Richa Kashelkar, educated as an architect, started photographing weddings by a chance event. In this post, the lady who has fallen in love with her camera talks about her passion, techniques and work.
Q. How did you take up photography? And how did you get into wedding photography?
A. By education I am an architect, which makes me heavily inclined towards design. At the end of the day, Photography is also about design. I realised that I enjoy making images and started doing it with my phone camera. Later I moved into a point and shoot camera and started clicking everything in sight. A very clichéd beginning, I tell you!
Wedding photography happened by pure chance. I had uploaded a few of my amateur works online and a friend’s friend saw it and asked me to shoot her wedding. It just went on snowballing from there as I kept uploading photos online! I owe my work to the vast spread of social networking.
Q. What kind of gear do you use?
Camera: Nikon D700
Lens: Nikkor 85mm f1.8, and 35mm f2 lens
Flash: Nikon SB600
Q. What’s your favourite lens during a wedding?
A. I love both my lenses equally, but the lens with a slight edge over the other would have to be a 35mm. I have quite recently begun to love it. The wide lens captures a lot of craziness and action which keeps happening at weddings!
Q. What lens would you recommend for someone starting in wedding photography?

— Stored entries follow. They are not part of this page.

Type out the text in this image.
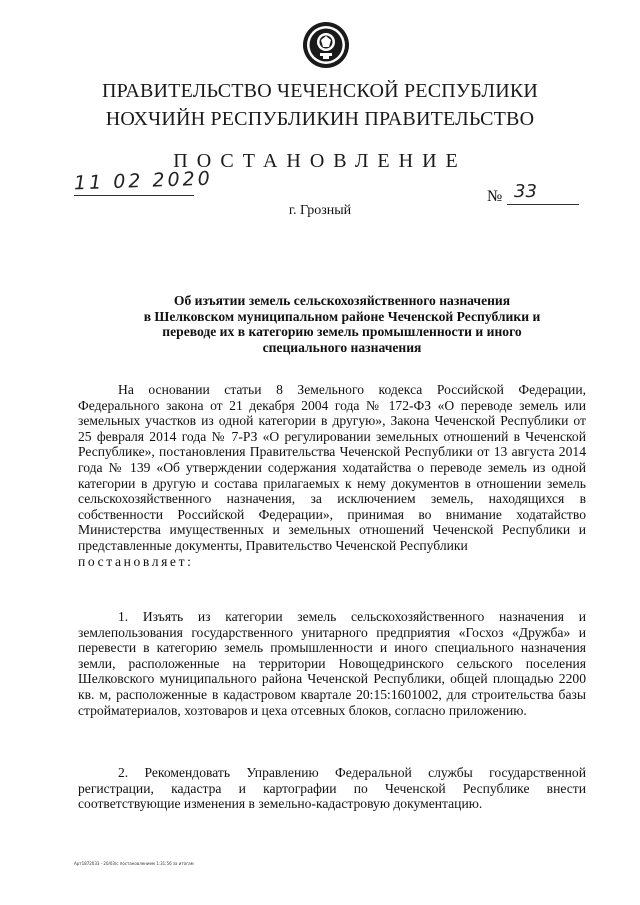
ПРАВИТЕЛЬСТВО ЧЕЧЕНСКОЙ РЕСПУБЛИКИ
НОХЧИЙН РЕСПУБЛИКИН ПРАВИТЕЛЬСТВО
ПОСТАНОВЛЕНИЕ
11 02 2020
№ 33
г. Грозный
Об изъятии земель сельскохозяйственного назначения
в Шелковском муниципальном районе Чеченской Республики и
переводе их в категорию земель промышленности и иного
специального назначения

На основании статьи 8 Земельного кодекса Российской Федерации, Федерального закона от 21 декабря 2004 года № 172-ФЗ «О переводе земель или земельных участков из одной категории в другую», Закона Чеченской Республики от 25 февраля 2014 года № 7-РЗ «О регулировании земельных отношений в Чеченской Республике», постановления Правительства Чеченской Республики от 13 августа 2014 года № 139 «Об утверждении содержания ходатайства о переводе земель из одной категории в другую и состава прилагаемых к нему документов в отношении земель сельскохозяйственного назначения, за исключением земель, находящихся в собственности Российской Федерации», принимая во внимание ходатайство Министерства имущественных и земельных отношений Чеченской Республики и представленные документы, Правительство Чеченской Республики

постановляет:

1. Изъять из категории земель сельскохозяйственного назначения и землепользования государственного унитарного предприятия «Госхоз «Дружба» и перевести в категорию земель промышленности и иного специального назначения земли, расположенные на территории Новощедринского сельского поселения Шелковского муниципального района Чеченской Республики, общей площадью 2200 кв. м, расположенные в кадастровом квартале 20:15:1601002, для строительства базы стройматериалов, хозтоваров и цеха отсевных блоков, согласно приложению.

2. Рекомендовать Управлению Федеральной службы государственной регистрации, кадастра и картографии по Чеченской Республике внести соответствующие изменения в земельно-кадастровую документацию.

Арт1872033 - 20/03/с постановлением 1:31:56 за итогам
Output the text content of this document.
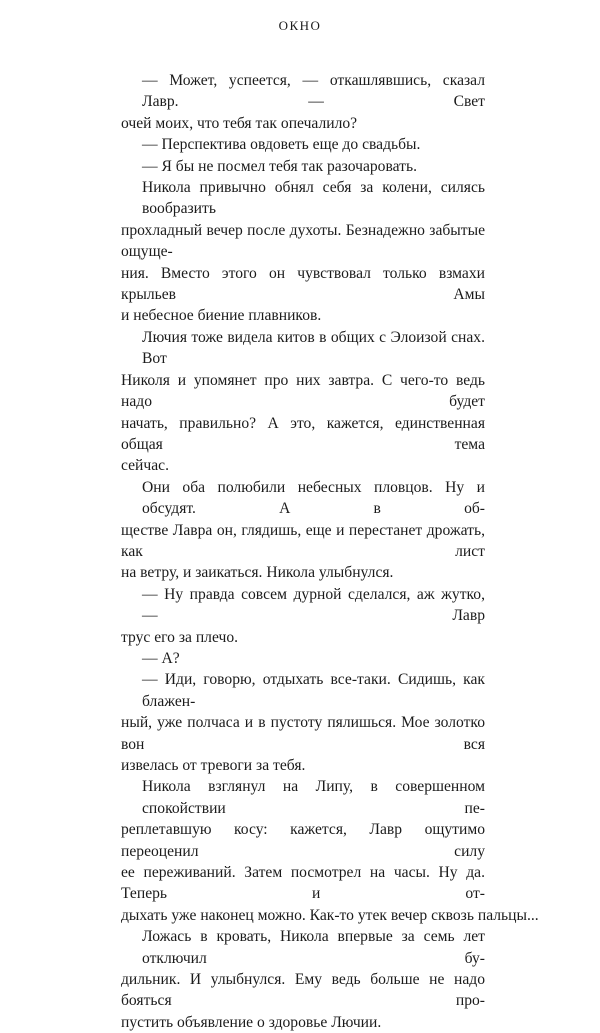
ОКНО

— Может, успеется, — откашлявшись, сказал Лавр. — Свет
очей моих, что тебя так опечалило?

— Перспектива овдоветь еще до свадьбы.

— Я бы не посмел тебя так разочаровать.

Никола привычно обнял себя за колени, силясь вообразить
прохладный вечер после духоты. Безнадежно забытые ощуще-
ния. Вместо этого он чувствовал только взмахи крыльев Амы
и небесное биение плавников.

Лючия тоже видела китов в общих с Элоизой снах. Вот
Николя и упомянет про них завтра. С чего-то ведь надо будет
начать, правильно? А это, кажется, единственная общая тема
сейчас.

Они оба полюбили небесных пловцов. Ну и обсудят. А в об-
ществе Лавра он, глядишь, еще и перестанет дрожать, как лист
на ветру, и заикаться. Никола улыбнулся.

— Ну правда совсем дурной сделался, аж жутко, — Лавр
трус его за плечо.

— А?

— Иди, говорю, отдыхать все-таки. Сидишь, как блажен-
ный, уже полчаса и в пустоту пялишься. Мое золотко вон вся
извелась от тревоги за тебя.

Никола взглянул на Липу, в совершенном спокойствии пе-
реплетавшую косу: кажется, Лавр ощутимо переоценил силу
ее переживаний. Затем посмотрел на часы. Ну да. Теперь и от-
дыхать уже наконец можно. Как-то утек вечер сквозь пальцы...

Ложась в кровать, Никола впервые за семь лет отключил бу-
дильник. И улыбнулся. Ему ведь больше не надо бояться про-
пустить объявление о здоровье Лючии.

A. A 50mm f1.8 lens. Because it will shoot great in low light (which is very essential at weddings). The price is easy on the wallet and so is great for beginners.
Q. Any gadget that you wish you shouldn’t have bought?
A. I have a really bad lens which is the Tamron 18-200mm lens. I was tempted by the idea of an “All in one” lens. They’re bad if you intend to shoot people, which is my love.
Q. What all do you carry while on an assignment?
A. A Nikon D700, a Nikon D90, my lenses, flash, chargers and an emergency bar of dark chocolate. The last one really helps!
Q. How do you prepare yourself for a wedding session besides getting your equipment together?
A. Getting a LOT of rest prior to it.
Q. In the field, what is your…
ISO – Anything from 200 to 6400
Choice of focus – Autofocus / Manual focus – Auto, since you need to be fast in capturing moments. Cannot afford to waste time in focusing when an exciting expression gives you a glimpse and vanishes. I have missed many in the past.
White Balance – Auto, since the RAW files are all colour-corrected later.
Metering Mode – Spot.
Q. What is your most favorite part of a wedding? Don’t tell me it’s the food!
A. Food. Desserts especially! Haha! That apart, the joy on the couple’s faces.
Q. Does photographer’s block happen to you? If yes, how do you overcome it?
A. It does happen to me, but not in wedding photography. Weddings are such a power packed affair that they hardly give you time to even realise that you have a block. They are an inspiration in themselves.
Q. In India, where wedding photographers are predominantly males, have you found yourself to have any advantages over them?
A. Yes! People are very courteous since you are a lady. The bride enjoys your company even in the dressing room and you can build an amazing bond! And the other studio photographers can’t behave rough with you! 😉 It is a very physically taxing profession, so you need to be quite strong and healthy.
Q. Explain your post-processing work flow.
A. I go through the entire lot that I have shot and select the good pictures. Then they go through Lightroom and come out as shiny new images to be delivered!
Q. Whose work has influenced you the most?
A. I honestly avoid looking at other photographers’ works for inspiration. A favourite Architecture Professor of mine had once told us not to browse through any famous architect’s work’ opposite of what everyone else told us to do. Because whether you want to or not, you WILL get influenced. Then whether you want to accept it or not, you will end up copying.
Q. Is there something you wished you knew when you started photography?
A. Nothing! I jumped into it headlong, and I don’t repent it one bit!